In tempi di pandemia sembra che l’allevamento di bestiame in strutture al coperto e in condizioni controllate possa ridurre il rischio pandemico sugli animali e di cross-contaminazione. Lo rivela uno studio pubblicato sulla Royal Society Open Science, secondo il quale l’allevamento confinato è meno rischioso rispetto all’allevamento “all’aperto” perché gli animali sono protetti e più facili da monitorare. Grazie ai minori contatti con gli animali selvatici, ai quali l’allevamento “a basso rendimento” erode territorio, si riducono le possibilità di contatto con virus pericolosi come la Sars, il Covid-19 e l’aviaria.
“L’allevamento intensivo o ad alto rendimento è accusato di pandemie, ma coloro che chiedono un allontanamento dall’allevamento intensivo spesso non considerano il rischio pandemico allevamenti meno intensivi e in particolare le conseguenze per uso del suolo” ha detto Harriet Bartlett, autrice dello studio. “Le aziende agricole a basso rendimento hanno bisogno di molta più terra per produrre lo stesso cibo delle aziende agricole ad alto rendimento. Un passaggio diffuso all’allevamento a basso rendimento distruggerebbe e disturberebbe vaste aree di habitat naturali”.
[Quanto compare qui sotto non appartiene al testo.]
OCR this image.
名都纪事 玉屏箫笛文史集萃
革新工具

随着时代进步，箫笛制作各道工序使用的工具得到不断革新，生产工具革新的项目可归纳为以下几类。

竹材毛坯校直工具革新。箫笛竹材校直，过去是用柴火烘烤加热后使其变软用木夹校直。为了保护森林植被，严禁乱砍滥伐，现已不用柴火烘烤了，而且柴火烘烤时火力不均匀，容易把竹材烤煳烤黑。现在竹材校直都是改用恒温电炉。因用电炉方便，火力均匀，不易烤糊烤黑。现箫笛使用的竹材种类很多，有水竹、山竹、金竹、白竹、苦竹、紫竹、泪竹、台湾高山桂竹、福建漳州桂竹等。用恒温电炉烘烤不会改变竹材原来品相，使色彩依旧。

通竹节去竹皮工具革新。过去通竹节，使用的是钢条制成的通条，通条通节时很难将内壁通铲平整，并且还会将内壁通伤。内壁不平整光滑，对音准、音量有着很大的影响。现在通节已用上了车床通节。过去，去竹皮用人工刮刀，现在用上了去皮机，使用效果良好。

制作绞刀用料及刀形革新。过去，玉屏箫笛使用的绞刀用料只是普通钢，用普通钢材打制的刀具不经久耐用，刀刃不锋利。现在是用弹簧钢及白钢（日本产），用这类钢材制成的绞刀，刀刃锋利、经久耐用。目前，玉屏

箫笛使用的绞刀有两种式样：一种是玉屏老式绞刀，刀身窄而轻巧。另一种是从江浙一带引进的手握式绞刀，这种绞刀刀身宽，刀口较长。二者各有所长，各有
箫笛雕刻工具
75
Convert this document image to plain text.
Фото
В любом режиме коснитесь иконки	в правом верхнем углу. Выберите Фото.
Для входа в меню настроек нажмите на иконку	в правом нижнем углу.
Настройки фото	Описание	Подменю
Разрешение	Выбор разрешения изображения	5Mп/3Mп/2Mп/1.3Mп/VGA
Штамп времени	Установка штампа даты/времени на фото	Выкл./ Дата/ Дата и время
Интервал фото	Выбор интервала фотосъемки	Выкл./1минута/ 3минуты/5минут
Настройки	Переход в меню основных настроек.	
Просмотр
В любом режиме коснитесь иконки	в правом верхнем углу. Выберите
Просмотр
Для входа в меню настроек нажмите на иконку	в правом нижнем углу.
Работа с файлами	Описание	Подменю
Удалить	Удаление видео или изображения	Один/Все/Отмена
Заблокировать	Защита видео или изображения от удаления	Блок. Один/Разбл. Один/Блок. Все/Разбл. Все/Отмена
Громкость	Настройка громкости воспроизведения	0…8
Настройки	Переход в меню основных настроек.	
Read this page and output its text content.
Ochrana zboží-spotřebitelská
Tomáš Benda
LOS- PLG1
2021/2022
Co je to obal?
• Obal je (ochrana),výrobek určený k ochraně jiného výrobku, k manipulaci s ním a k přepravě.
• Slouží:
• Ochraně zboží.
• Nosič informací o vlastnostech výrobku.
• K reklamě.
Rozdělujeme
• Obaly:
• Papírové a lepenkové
Il rapporto, che ha coinvolto esperti veterinari ed ecologisti delle università di Cambridge e Leeds nel Regno Unito, afferma che “un allontanamento globale dall’allevamento intensivo richiederebbe un’area di terra grande quasi quanto l’India, aumentando inevitabilmente il rischio di ricadute”.
Giuseppe Pulina, presidente di “Carni Sostenibili” e tra i primi 1000 animalisti al mondo, ha spiegato: “Paradossalmente, tenere gli animali confinati dà livelli di sicurezza altissimi”; inoltre, “se la malattia dovesse entrare nell’allevamento, lo si saprebbe immediatamente. Quindi l’allevamento verrebbe subito considerato un focolaio, con il rapido intervento delle autorità sanitarie“.